Russia's long-range Tu-22M3 bombers delivered their first airstrikes on terrorist targets in Syria operating from an Iranian airbase. Moscow and Tehran cooperation in Syria is "strategic," confirmed the head of Iran's National Security Council.

The long range bombers with full bomb payload took off from Hamadan Airfield to attack Islamic State (IS, formerly ISIS/ISIL) and Al-Nusra Front facilities in Aleppo, Deir-ez-Zor and Idlib provinces.
The strikes have eliminated five major terrorist weapons depots and training compounds in the area as well as three command posts and a significant number of terrorists, the Russian Defense Ministry said.

The long-range bombers were covered by Su-30sm and Su-35s jet fighters which took off from Russia's Khmeimim Airbase in Syria.

Russia notified the US-led coalition about its operation involving the use of an Iranian airfield and passing through the coalition-controlled territory in time, which was "enough" to maintain safety in the airspace over Iraq and Syria, the US Defense Ministry spokesman said during a briefing following the Russian air strikes.

The number of military aircraft deployed at Hamadan Airbase has not been disclosed.

The Al-Masdar website was the first to publish photos of at least three Tu-22M3 bombers and Il-76 military transport jets in Iran.

Tehran has agreed to share its military facilities and capacities with Moscow, confirming dedication to strategic cooperation in fighting against terrorism in Syria, Iran's Secretary of Supreme National Security Council Ali Shamkhani told Islamic Republic News Agency (IRNA) in an exclusive interview on Tuesday.

The core benefit for the Russian Air Force is a drastic reduction in flying time to terrorist targets in Syria.

Russian long-range bombers delivered airstrikes in Syria from a base in Mozdok, Russia, and had to cover a distance of about 2,000km to get to Syrian airspace.
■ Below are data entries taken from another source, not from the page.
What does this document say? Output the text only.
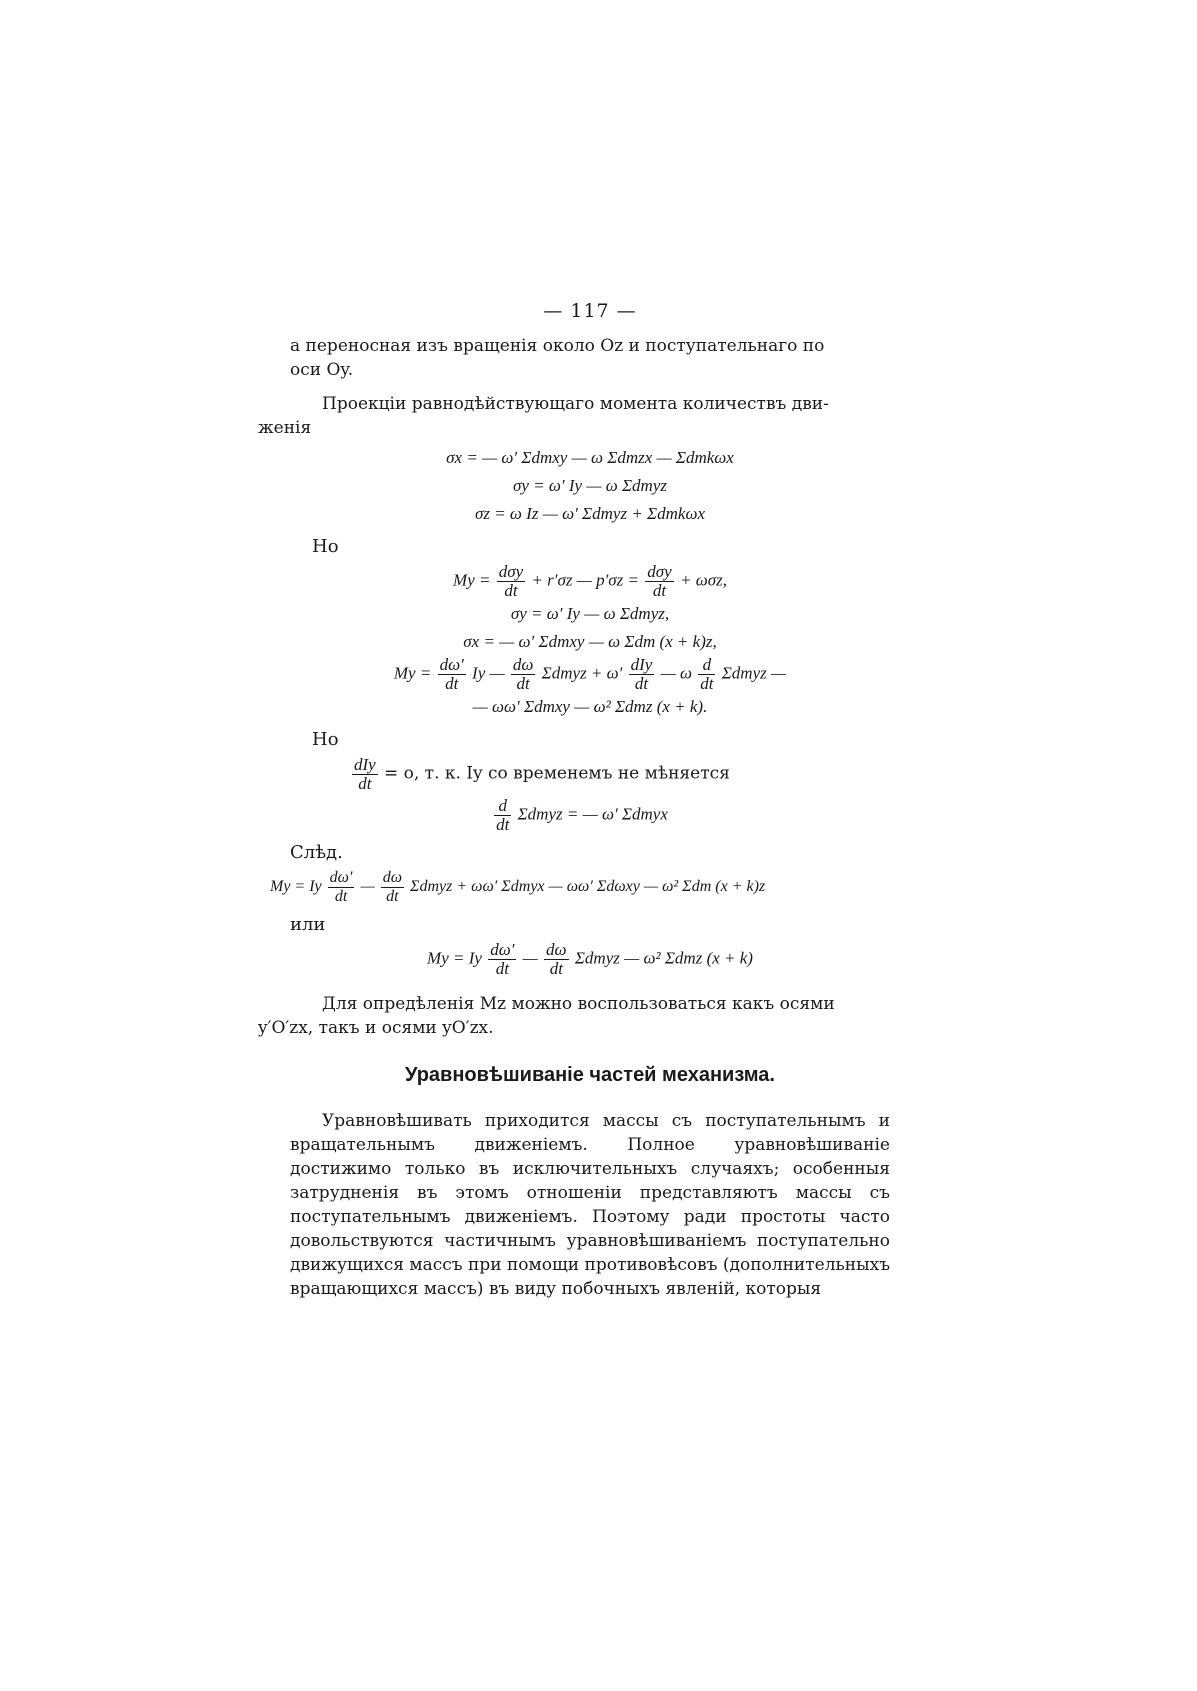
— 117 —

а переносная изъ вращенія около Oz и поступательнаго по
оси Oy.

Проекціи равнодѣйствующаго момента количествъ дви-
женія

σx = — ω′ Σdmxy — ω Σdmzx — Σdmkωx
σy = ω′ Iy — ω Σdmyz
σz = ω Iz — ω′ Σdmyz + Σdmkωx
Но
$My = \frac{\text{dσy}}{dt} + r'\sigma z$ — $p'\sigma z = \frac{\text{dσy}}{dt} + \omega\sigma z$,
σy = ω′ Iy — ω Σdmyz,
σx = — ω′ Σdmxy — ω Σdm (x + k)z,
$My = \frac{d\omega'}{dt}$ Iy — $\frac{d\omega}{dt}$ Σdmyz + $\omega' \frac{\text{dIy}}{dt}$ — ω $\frac{d}{dt}$ Σdmyz —
— ωω′ Σdmxy — ω² Σdmz (x + k).
Но
$\frac{\text{dIy}}{dt} = o$, т. к. Iy со временемъ не мѣняется
$\frac{d}{dt}$ Σdmyz = — ω′ Σdmyx
Слѣд.
My = Iy $\frac{d\omega'}{dt}$ — $\frac{d\omega}{dt}$ Σdmyz + ωω′ Σdmyx — ωω′ Σdωxy — ω² Σdm (x + k)z
или
My = Iy $\frac{d\omega'}{dt}$ — $\frac{d\omega}{dt}$ Σdmyz — ω² Σdmz (x + k)

Для опредѣленія Mz можно воспользоваться какъ осями
y′O′zx, такъ и осями yO′zx.

Уравновѣшиваніе частей механизма.

Уравновѣшивать приходится массы съ поступательнымъ и вращательнымъ движеніемъ. Полное уравновѣшиваніе достижимо только въ исключительныхъ случаяхъ; особенныя затрудненія въ этомъ отношеніи представляютъ массы съ поступательнымъ движеніемъ. Поэтому ради простоты часто довольствуются частичнымъ уравновѣшиваніемъ поступательно движущихся массъ при помощи противовѣсовъ (дополнительныхъ вращающихся массъ) въ виду побочныхъ явленій, которыя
Now that distance is reduced to some 700km, so time-sensitive airstrikes can be delivered immediately and more cheaply.

As for Khmeimim Airbase in Syria's Latakia province, used by Russian task force since September 2015 to deliver airstrikes against Islamic State (IS, formerly ISIS/ISIL) ­ its airstrip is not suitable for the heavy Tu-22M3. But that is subject to change, as Damascus granted Moscow permission to station a permanent military airbase at Khmeimim, and the Russian Air Force is preparing to thoroughly refurbish and modernize the airfield, so it will be able to accommodate all types of military aircraft in the near future.

In January this year, Moscow and Tehran signed military cooperation deal that implies wider collaboration in personnel training and counter-terrorism activities. Russia's Defense Minister Sergey Shoigu and his Iranian counterpart Brigadier General Hossein Dehghan signed the document during a visit by Russia's top brass to the Iranian capital.

On Monday, Russian media reported that Moscow has once again requested Iran and Iraq to allow cruise missiles to fly through their respective airspace to deliver strikes on terrorist targets in Syria.